For a number of years, in assisted reproduction, the establishment of a viable pregnancy has been defined by a rise in circulating hCG. The use of this marker shows that in IVF the successful implantation of an embryo represents the major milestone in determining the success of gestation since it has been shown that only 50% of transferred embryos implant and that half of these embryos are subsequently lost [15].
The documented occurrence of massive early/preimplantation embryo loss provides the scientific basis to necessitate a clear distinction between the first 1 or 2 weeks and the subsequent 9 months of gestation. In the first phase, a physiological loss of fertilized oocytes/early embryos, calculated at around 50%, occurs, whereas during the second phase, the pathologic wastage of embryos/fetuses has been estimated to be around 15%, although increasing with maternal age. Given this stark contrast, it seems appropriate to distinguish these two periods also using a different nomenclature.
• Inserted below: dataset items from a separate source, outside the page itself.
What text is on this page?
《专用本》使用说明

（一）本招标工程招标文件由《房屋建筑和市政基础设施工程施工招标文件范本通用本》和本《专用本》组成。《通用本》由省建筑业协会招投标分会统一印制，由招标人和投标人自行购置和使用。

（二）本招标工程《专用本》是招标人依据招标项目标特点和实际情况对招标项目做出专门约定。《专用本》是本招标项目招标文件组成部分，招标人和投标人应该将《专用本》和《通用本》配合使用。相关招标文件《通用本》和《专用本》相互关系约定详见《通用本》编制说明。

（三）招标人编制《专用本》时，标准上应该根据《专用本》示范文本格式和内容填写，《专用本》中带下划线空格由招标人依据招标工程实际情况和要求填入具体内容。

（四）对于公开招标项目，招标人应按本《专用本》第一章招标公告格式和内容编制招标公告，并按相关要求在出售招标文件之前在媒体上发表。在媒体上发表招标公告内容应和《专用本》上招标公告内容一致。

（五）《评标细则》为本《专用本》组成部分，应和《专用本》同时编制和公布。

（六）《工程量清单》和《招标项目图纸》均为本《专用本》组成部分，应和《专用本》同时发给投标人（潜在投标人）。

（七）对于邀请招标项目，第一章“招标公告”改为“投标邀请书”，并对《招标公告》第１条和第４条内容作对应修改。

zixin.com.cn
On the one hand, employing the word gestation to identify the period from fertilization (whether in vitro or in utero) to birth, and, on the other, to utilize the word pregnancy when referring to the period after implantation is completed [59]. The idea is certainly not new in view of the above-mentioned definition of pregnancy in the IVF clinic as the rise of hCG upon embryo implantation [60]. Extending this concept to all pregnancies would create a simple, clear nomenclature.
This seems the position taken by several organizations, which—in practice—affirm that there is no pregnancy before implantation: among them is the World Health Organization [61], which, referring to “Medicines for Reproductive Health and Perinatal Care” (Item 22), under ‘Oral Hormonal Contraceptives’ (22.1.1), lists hormonal emergency contraceptives levonorgestrel and ulipristal; and the other is the American College of Obstetricians and Gynecologists [62].